Prince Charles, the Duke of Cornwall, gave the hill to the county in 1985 and it is now a country park.

Dupath holy well, a mile from the town, is enclosed in a fine granite building of 1510. The water in the basin was believed to cure whooping cough.

Originally a Saxon settlement and probably called Celliwic, the town grew to a community of 200 by the time of the Norman conquest. Callington (Calweton, Calvington, Killington, Killiton) is situated in the deanery and Hundred of East. It is bounded on the north by Stoke Climsland, east by Calstock and St Dominick, south by St Mellion and St Ive, and on the west by Southill. The parish is named after the Old English for 'Bare Hill'. The village is mentioned in the Domesday Book of 1086 as Calwetone. In 1584, Callington became a Parliamentary Borough, and continued to send two members to Parliament, until disenfranchised under the Reform Act of 1832.
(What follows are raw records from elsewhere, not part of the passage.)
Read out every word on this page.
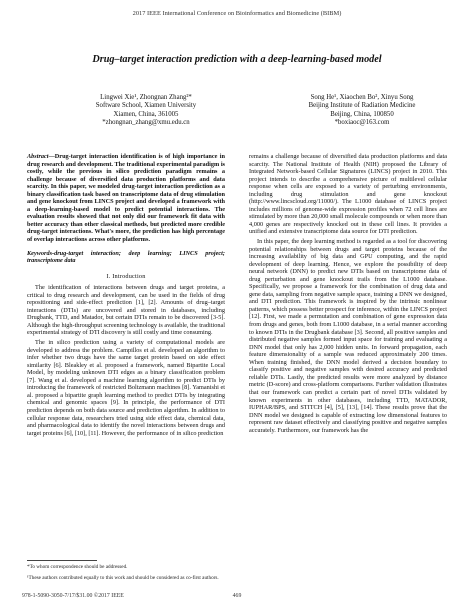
2017 IEEE International Conference on Bioinformatics and Biomedicine (BIBM)
Drug–target interaction prediction with a deep-learning-based model
Lingwei Xie¹, Zhongnan Zhang²*
Software School, Xiamen University
Xiamen, China, 361005
*zhongnan_zhang@xmu.edu.cn
Song He¹, Xiaochen Bo², Xinyu Song
Beijing Institute of Radiation Medicine
Beijing, China, 100850
*boxiaoc@163.com

Abstract—Drug-target interaction identification is of high importance in drug research and development. The traditional experimental paradigm is costly, while the previous in silico prediction paradigm remains a challenge because of diversified data production platforms and data scarcity. In this paper, we modeled drug-target interaction prediction as a binary classification task based on transcriptome data of drug stimulation and gene knockout from LINCS project and developed a framework with a deep-learning-based model to predict potential interactions. The evaluation results showed that not only did our framework fit data with better accuracy than other classical methods, but predicted more credible drug-target interactions. What's more, the prediction has high percentage of overlap interactions across other platforms.

Keywords-drug-target interaction; deep learning; LINCS project; transcriptome data

I. Introduction

The identification of interactions between drugs and target proteins, a critical to drug research and development, can be used in the fields of drug repositioning and side-effect prediction [1], [2]. Amounts of drug–target interactions (DTIs) are uncovered and stored in databases, including Drugbank, TTD, and Matador, but certain DTIs remain to be discovered [3-5]. Although the high-throughput screening technology is available, the traditional experimental strategy of DTI discovery is still costly and time consuming.

The in silico prediction using a variety of computational models are developed to address the problem. Campillos et al. developed an algorithm to infer whether two drugs have the same target protein based on side effect similarity [6]. Bleakley et al. proposed a framework, named Bipartite Local Model, by modeling unknown DTI edges as a binary classification problem [7]. Wang et al. developed a machine learning algorithm to predict DTIs by introducing the framework of restricted Boltzmann machines [8]. Yamanishi et al. proposed a bipartite graph learning method to predict DTIs by integrating chemical and genomic spaces [9]. In principle, the performance of DTI prediction depends on both data source and prediction algorithm. In addition to cellular response data, researchers tried using side effect data, chemical data, and pharmacological data to identify the novel interactions between drugs and target proteins [6], [10], [11]. However, the performance of in silico prediction

remains a challenge because of diversified data production platforms and data scarcity. The National Institute of Health (NIH) proposed the Library of Integrated Network-based Cellular Signatures (LINCS) project in 2010. This project intends to describe a comprehensive picture of multilevel cellular response when cells are exposed to a variety of perturbing environments, including drug stimulation and gene knockout (http://www.lincscloud.org/11000/). The L1000 database of LINCS project includes millions of genome-wide expression profiles when 72 cell lines are stimulated by more than 20,000 small molecule compounds or when more than 4,000 genes are respectively knocked out in these cell lines. It provides a unified and extensive transcriptome data source for DTI prediction.

In this paper, the deep learning method is regarded as a tool for discovering potential relationships between drugs and target proteins because of the increasing availability of big data and GPU computing, and the rapid development of deep learning. Hence, we explore the possibility of deep neural network (DNN) to predict new DTIs based on transcriptome data of drug perturbation and gene knockout trails from the L1000 database. Specifically, we propose a framework for the combination of drug data and gene data, sampling from negative sample space, training a DNN we designed, and DTI prediction. This framework is inspired by the intrinsic nonlinear patterns, which possess better prospect for inference, within the LINCS project [12]. First, we made a permutation and combination of gene expression data from drugs and genes, both from L1000 database, in a serial manner according to known DTIs in the Drugbank database [3]. Second, all positive samples and distributed negative samples formed input space for training and evaluating a DNN model that only has 2,000 hidden units. In forward propagation, each feature dimensionality of a sample was reduced approximately 200 times. When training finished, the DNN model derived a decision boundary to classify positive and negative samples with desired accuracy and predicted reliable DTIs. Lastly, the predicted results were more analyzed by distance metric (D-score) and cross-platform comparisons. Further validation illustrates that our framework can predict a certain part of novel DTIs validated by known experiments in other databases, including TTD, MATADOR, IUPHAR/BPS, and STITCH [4], [5], [13], [14]. These results prove that the DNN model we designed is capable of extracting low dimensional features to represent raw dataset effectively and classifying positive and negative samples accurately. Furthermore, our framework has the

*To whom correspondence should be addressed.
¹These authors contributed equally to this work and should be considered as co-first authors.
978-1-5090-3050-7/17/$31.00 ©2017 IEEE	469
The town of Callington is situated on a general declivity, but the prospects from it are neither extensive nor picturesque, more especially in some directions where the boundaries are fixed by the more elevated hills. Behind it rises Hingston Downs, some of the highest land in Cornwall, at a distance the hill of Carraton (or Carradon) is visible. Frogwell was the only village in the parish.